I think Bo Hines has really helped that group because he's not afraid of those guys and he'll run right past them. We've recruited two other guys that‑‑ Maurice Trowell from Southern Durham high school and Stephen Louis from Palm Beach Lakes High school that are going to be good receivers, too, and I wouldn't be surprised to see them play. There's good competition, and to me that's the biggest difference in NC State football right now compared to last year. Last year there wasn't competition. There was just guys with nobody behind them to beat them out, and there wasn't a lot of pressure on them to be great at practice because they knew the guy behind them wasn't better than them. That does not exist anymore in our lineup. We have guys that can take jobs from people if you're lazy, and that will make us a better football team.
Q. What are your thoughts on taking on Syracuse this season?

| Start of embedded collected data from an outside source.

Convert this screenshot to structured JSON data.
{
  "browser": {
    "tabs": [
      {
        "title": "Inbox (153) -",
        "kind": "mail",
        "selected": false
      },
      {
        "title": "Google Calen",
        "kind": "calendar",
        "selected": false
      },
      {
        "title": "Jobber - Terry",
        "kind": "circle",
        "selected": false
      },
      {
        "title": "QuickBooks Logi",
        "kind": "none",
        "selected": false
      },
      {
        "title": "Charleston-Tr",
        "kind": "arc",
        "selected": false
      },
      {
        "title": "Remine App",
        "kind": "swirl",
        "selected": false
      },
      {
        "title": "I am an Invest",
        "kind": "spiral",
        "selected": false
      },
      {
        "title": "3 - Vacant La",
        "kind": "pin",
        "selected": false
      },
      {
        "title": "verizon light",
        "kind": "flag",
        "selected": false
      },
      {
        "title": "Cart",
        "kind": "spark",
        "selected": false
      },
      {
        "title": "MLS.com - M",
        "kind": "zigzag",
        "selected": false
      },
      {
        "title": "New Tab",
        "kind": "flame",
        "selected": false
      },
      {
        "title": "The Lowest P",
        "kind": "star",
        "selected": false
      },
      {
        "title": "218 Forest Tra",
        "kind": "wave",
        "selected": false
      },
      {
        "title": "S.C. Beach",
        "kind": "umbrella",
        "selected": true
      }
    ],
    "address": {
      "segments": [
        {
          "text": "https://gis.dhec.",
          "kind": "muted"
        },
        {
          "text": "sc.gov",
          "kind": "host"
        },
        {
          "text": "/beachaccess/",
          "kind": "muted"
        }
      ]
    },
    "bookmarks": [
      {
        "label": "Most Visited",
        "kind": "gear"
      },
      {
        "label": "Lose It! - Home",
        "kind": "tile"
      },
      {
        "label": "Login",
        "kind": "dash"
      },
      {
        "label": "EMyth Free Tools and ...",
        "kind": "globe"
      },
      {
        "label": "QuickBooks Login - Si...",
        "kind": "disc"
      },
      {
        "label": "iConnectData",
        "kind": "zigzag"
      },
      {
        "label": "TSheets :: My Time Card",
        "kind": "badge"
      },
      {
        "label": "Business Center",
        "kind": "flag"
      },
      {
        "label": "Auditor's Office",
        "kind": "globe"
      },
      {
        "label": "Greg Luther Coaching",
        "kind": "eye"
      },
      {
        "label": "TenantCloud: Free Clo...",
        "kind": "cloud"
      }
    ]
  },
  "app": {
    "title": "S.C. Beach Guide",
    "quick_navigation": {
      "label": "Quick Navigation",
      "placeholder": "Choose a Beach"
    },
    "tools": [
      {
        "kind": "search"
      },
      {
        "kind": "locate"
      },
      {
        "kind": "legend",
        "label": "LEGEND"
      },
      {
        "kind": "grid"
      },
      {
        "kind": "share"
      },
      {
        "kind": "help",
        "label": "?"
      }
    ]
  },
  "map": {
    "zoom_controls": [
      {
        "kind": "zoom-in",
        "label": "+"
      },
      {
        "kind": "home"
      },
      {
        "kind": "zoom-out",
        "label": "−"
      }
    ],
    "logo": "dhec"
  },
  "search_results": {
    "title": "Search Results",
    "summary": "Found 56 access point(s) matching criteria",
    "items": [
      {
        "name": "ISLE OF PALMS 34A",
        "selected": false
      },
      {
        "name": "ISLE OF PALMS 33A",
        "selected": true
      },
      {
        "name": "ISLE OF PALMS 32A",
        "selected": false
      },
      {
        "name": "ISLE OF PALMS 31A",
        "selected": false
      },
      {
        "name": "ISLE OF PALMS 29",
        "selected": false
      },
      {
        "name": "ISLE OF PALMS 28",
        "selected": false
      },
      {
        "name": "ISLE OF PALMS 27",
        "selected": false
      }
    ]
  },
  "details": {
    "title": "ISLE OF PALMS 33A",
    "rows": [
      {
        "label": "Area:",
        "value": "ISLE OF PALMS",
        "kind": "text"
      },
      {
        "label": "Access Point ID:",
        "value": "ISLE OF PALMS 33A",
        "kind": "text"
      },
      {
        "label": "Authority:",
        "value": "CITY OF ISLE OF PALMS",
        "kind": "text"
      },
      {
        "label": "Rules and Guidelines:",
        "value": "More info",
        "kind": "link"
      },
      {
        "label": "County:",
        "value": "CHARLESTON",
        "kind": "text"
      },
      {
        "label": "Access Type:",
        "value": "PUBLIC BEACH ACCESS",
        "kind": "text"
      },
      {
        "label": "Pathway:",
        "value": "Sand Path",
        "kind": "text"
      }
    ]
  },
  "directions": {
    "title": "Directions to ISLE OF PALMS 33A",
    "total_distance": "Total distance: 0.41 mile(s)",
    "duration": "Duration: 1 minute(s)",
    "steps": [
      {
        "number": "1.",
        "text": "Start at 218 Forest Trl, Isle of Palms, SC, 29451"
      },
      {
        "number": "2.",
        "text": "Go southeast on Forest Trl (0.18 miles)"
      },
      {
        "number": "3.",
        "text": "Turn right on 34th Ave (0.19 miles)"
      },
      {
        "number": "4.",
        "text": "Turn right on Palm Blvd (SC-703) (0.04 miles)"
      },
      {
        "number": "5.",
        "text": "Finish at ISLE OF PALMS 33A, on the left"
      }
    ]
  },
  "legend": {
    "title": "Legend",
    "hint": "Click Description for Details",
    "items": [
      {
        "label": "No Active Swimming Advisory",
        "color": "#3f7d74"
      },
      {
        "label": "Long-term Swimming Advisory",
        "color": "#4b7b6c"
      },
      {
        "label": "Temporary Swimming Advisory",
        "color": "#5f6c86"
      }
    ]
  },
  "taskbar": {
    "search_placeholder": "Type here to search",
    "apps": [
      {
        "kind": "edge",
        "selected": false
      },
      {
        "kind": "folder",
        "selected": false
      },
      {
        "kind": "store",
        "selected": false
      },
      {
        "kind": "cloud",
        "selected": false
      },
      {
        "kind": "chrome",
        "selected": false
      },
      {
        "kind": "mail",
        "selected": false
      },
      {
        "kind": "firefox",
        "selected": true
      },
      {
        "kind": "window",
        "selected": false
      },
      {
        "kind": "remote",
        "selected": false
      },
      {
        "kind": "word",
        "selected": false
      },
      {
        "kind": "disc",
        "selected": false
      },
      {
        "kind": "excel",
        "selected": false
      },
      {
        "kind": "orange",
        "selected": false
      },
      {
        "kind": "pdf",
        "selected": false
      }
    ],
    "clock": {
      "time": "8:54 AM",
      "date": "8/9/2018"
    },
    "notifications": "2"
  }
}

DAVE DOEREN: As opposed to anybody else or‑‑ you know, excited to play Syracuse just like everyone else on the schedule. I mean, every game we play, we look at that team as our opponent that we have to beat. Like they're the most important team on the schedule at that particular week, and they're no different.
Q. You've kind of touched on this there, it seemed at times last year like you were taking a pop gun into a machine gun fight in some of these games. How far away are you from the necessary talent to have the kind of team you want? You're obviously getting closer.
DAVE DOEREN: Yeah, I think we signed 31 players this year, 11 of them came in early, and we red shirted, I don't know, something like 15 or 16 guys last year, and we played 11 freshmen. So there's 51 players that are some form of freshman, red shirt or true freshman and some sort of sophomore. In one more class ‑‑ we'll sign 20 to 25 in this class. You'll look at that and say there's 75 players that I recruited, and the guys that are seniors at that time that I didn't recruit will have been with me for three years, so they're like my guys.
I think it takes a couple recruiting classes to really feel good about the depth in your program. I think you can win earlier than that, don't get me wrong. But to have the competitive depth for your systems that you like to run, it takes you two to three years of recruiting to create that competitive edge that you want in your program.